By Ashley Roth
NASHVILLE, TN — Police Department promotes veteran police officer to Deputy Chief of support services.
John Drake joined Nashville’s police force in 1988 as an overnight patrol officer. In his nearly thirty years of service, he has held several positions in different departments including Vice, the Police Athletic League, and the Domestic Violence Division.
His role as Captain of the Domestic Violence Division was notable, as he was the first male and African American male to hold that position. As Captain he initiated several programs that continue today, such as the brutality assessment protocol for first responders to assess the victim’s safety and discern risk for lethal assault.
Drake’s diverse background will serve him well in his new department. Support services covers everything from personal property and evidence, hostage negotiation, canine division, aviation, horse patrol, and special events such as police presence at downtown holiday celebrations.
Drake’s career has cultivated many memorable moments.

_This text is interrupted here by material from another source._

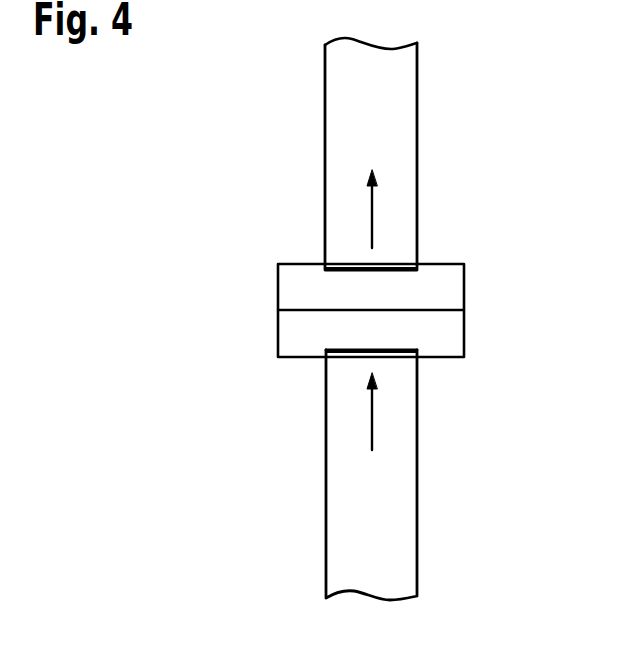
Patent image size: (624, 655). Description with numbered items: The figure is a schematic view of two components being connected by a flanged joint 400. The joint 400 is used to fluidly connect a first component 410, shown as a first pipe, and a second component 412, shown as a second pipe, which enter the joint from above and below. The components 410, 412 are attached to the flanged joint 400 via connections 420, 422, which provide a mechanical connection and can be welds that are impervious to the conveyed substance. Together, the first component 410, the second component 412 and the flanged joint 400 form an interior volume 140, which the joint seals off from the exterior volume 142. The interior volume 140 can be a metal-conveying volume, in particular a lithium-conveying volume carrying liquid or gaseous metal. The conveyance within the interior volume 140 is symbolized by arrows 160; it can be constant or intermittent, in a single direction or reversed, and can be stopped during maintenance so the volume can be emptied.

“When I was training to be a sergeant, we were running around looking for a kid who hadn’t gone to school. I saw an apartment that was on fire and was able to get people to safety before anyone had even dialed for help.” Drake received accolades, including the Safety Award, afterwards.
His time in the Police athletic league cultivated more memories, and reminds him of why he chose his career.
“The Police athletic league was a highlight. It was a way to give back to the community. We used sports as a hook, but talked about things like life and self-esteem.
I still hear from these kids. I still receive invitations to their graduations.” One of them just graduated from the Police Academy. Drake plans to foster more engagements with kids, to show them there is a positive way to get out of their unfortunate situations.
Drake’s own introduction to police wasn’t positive. He grew up in East Nashville, then crime-ridden, and only saw the police through the same negative lens as his neighbors. Ratter than stay in that mindset, he chose to be a part of the change and entered the Academy.
“Only way to change is to be a part of the change,” he says. The early days of his career proved how important his ambition was.
“Back then policing was reactive. We responded to calls, but there were few positive interactions,” he states.
Current stories in the news and on social media show there is still a need for improvement. Drake’s aware of this, and while he feels these incidents only reflect a small portion of the policing community he knows there is still room to grow in his field. He does feel change is a responsibility for both the police and the community.
“People will walk down the street and warn kids, ‘If you do something wrong, an officer will arrest you.’ “ He hopes the community can embrace police as an integral part of a thriving community, rather than just a tool for punishment. This is a legacy he hopes to leave and will continue to pursue.
Drake’s promotion was effective on July 1st. The ceremony will take place later in the year, but no specific date has been chosen.